Mitigations for hot keys (keep per-entity order)

• Tenant-scoped keys: tenant_id || ':' || entity_pk preserves order per entity and spreads large tenants.
• Key salting (shards per entity-family): For families like “all events of a giant tenant,” append a bounded salt: tenant_id || ':' || (hash(entity_pk) % N). Order is preserved within the salted sub-stream; readers that need global per-tenant order should avoid salting.
• Topic split by domain: Put ultra-hot tenants or tables on their own topic to isolate spikes.

Partitioning Simulator: The Impact of Key Choice

Making Sinks Bulletproof: Version Guards & Watermarks

Even with perfect partitioning, network retries or broker failures can cause events to arrive out of order. To protect against late-arriving events and guarantee correctness, your target table needs two key columns:

1. id: The primary key of the entity.
2. event_timestamp (or version number): A strictly increasing value from the source (a transaction ID or a precise timestamp) that indicates when the change occurred.

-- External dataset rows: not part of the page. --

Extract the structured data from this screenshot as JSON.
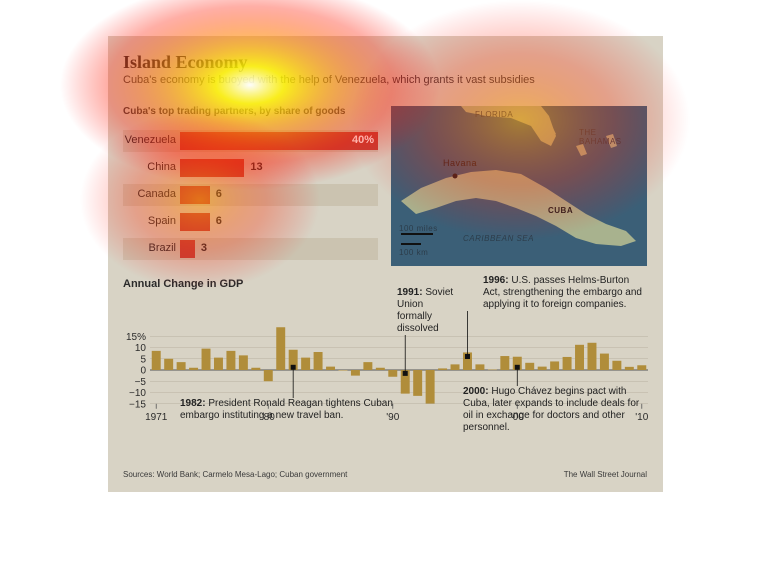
{
  "header": {
    "title": "Island Economy",
    "subtitle": "Cuba's economy is buoyed with the help of Venezuela, which grants it vast subsidies"
  },
  "chart_data": [
    {
      "type": "bar",
      "orientation": "horizontal",
      "title": "Cuba's top trading partners, by share of goods",
      "categories": [
        "Venezuela",
        "China",
        "Canada",
        "Spain",
        "Brazil"
      ],
      "values": [
        40,
        13,
        6,
        6,
        3
      ],
      "value_labels": [
        "40%",
        "13",
        "6",
        "6",
        "3"
      ]
    },
    {
      "type": "bar",
      "title": "Annual Change in GDP",
      "x": [
        1971,
        1972,
        1973,
        1974,
        1975,
        1976,
        1977,
        1978,
        1979,
        1980,
        1981,
        1982,
        1983,
        1984,
        1985,
        1986,
        1987,
        1988,
        1989,
        1990,
        1991,
        1992,
        1993,
        1994,
        1995,
        1996,
        1997,
        1998,
        1999,
        2000,
        2001,
        2002,
        2003,
        2004,
        2005,
        2006,
        2007,
        2008,
        2009,
        2010
      ],
      "values": [
        8.5,
        5,
        3.5,
        1,
        9.5,
        5.5,
        8.5,
        6.5,
        1,
        -5,
        19,
        9,
        5.5,
        8,
        1.5,
        0,
        -2.5,
        3.5,
        1,
        -3,
        -10.5,
        -11.5,
        -14.9,
        0.7,
        2.5,
        7.8,
        2.5,
        0.2,
        6.2,
        5.9,
        3.2,
        1.5,
        3.8,
        5.8,
        11.2,
        12.1,
        7.3,
        4.1,
        1.4,
        2.1
      ],
      "ylim": [
        -15,
        20
      ],
      "yticks": [
        15,
        10,
        5,
        0,
        -5,
        -10,
        -15
      ],
      "ytick_labels": [
        "15%",
        "10",
        "5",
        "0",
        "−5",
        "−10",
        "−15"
      ],
      "xtick_labels": [
        {
          "year": 1971,
          "label": "1971"
        },
        {
          "year": 1980,
          "label": "'80"
        },
        {
          "year": 1990,
          "label": "'90"
        },
        {
          "year": 2000,
          "label": "'00"
        },
        {
          "year": 2010,
          "label": "'10"
        }
      ],
      "annotations": [
        {
          "year": 1982,
          "value": 1.2,
          "lead": "1982:",
          "text": "President Ronald Reagan tightens Cuban embargo instituting a new travel ban."
        },
        {
          "year": 1991,
          "value": -1.5,
          "lead": "1991:",
          "text": "Soviet Union formally dissolved"
        },
        {
          "year": 1996,
          "value": 6,
          "lead": "1996:",
          "text": "U.S. passes Helms-Burton Act, strengthening the embargo and applying it to foreign companies."
        },
        {
          "year": 2000,
          "value": 1.2,
          "lead": "2000:",
          "text": "Hugo Chávez begins pact with Cuba, later expands to include deals for oil in exchange for doctors and other personnel."
        }
      ]
    }
  ],
  "map": {
    "labels": {
      "florida": "FLORIDA",
      "bahamas": "THE BAHAMAS",
      "havana": "Havana",
      "cuba": "CUBA",
      "sea": "CARIBBEAN SEA",
      "scale_miles": "100 miles",
      "scale_km": "100 km"
    }
  },
  "footer": {
    "sources": "Sources: World Bank; Carmelo Mesa-Lago; Cuban government",
    "credit": "The Wall Street Journal"
  },
  "colors": {
    "panel": "#d8d3c5",
    "trade_bar": "#c0433a",
    "gdp_bar": "#b08d3a",
    "sea": "#3b5f77",
    "land": "#a8b28e"
  }
}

The consumer then uses a MERGE (or INSERT...ON CONFLICT) statement with a crucial WHERE clause: only update the target row if the incoming event's timestamp is newer than the timestamp already stored.

Watermark: if your source timestamps can arrive late, advance a per-table watermark (“safe up to T-Δ”) before finalizing aggregates. Late events ≤ Δ update rows; older ones are quarantined or appended to a corrections table.

-- Assumes target table has a primary key `id` and a column `event_timestamp`
-- This MERGE statement is atomic and safe from race conditions.

MERGE INTO target_table T
USING (
  SELECT
    :entity_id AS id,
    :payload AS payload,
    :event_timestamp AS ts
) AS S
ON (T.id = S.id)
WHEN MATCHED AND T.event_timestamp < S.ts THEN
  -- Only update if the incoming event is newer
  UPDATE SET
    payload = S.payload,
    event_timestamp = S.ts
WHEN NOT MATCHED THEN
  -- If the record doesn't exist, create it
  INSERT (id, payload, event_timestamp)
  VALUES (S.id, S.payload, S.ts);

MERGE `dw.target` T
USING (SELECT @id AS id, @ts AS ts, @seq AS seq, @payload AS p) S
ON T.id = S.id
WHEN MATCHED AND (T.ts < S.ts OR (T.ts = S.ts AND T.seq < S.seq)) THEN
  UPDATE SET payload = S.p, ts = S.ts, seq = S.seq
WHEN NOT MATCHED THEN
  INSERT (id, ts, seq, payload) VALUES (S.id, S.ts, S.seq, S.p);

Version guards + watermarks make consumers idempotent and resilient to duplicates and late arrivals.

Audit loops (detect & repair)

• Windowed row-counts: compare source vs sink counts over event-time windows ( -minute buckets).
• Windowed checksums: compute hash aggregates (SHA1 of concatenated key fields) per window and diff.
• Automatic rewind: on mismatch, rewind the consumer for the affected keys/windows and re-process (idempotent sinks make this safe).
• Quarantine queue: route irreconcilable records to a DLQ with enough context to replay or manually fix.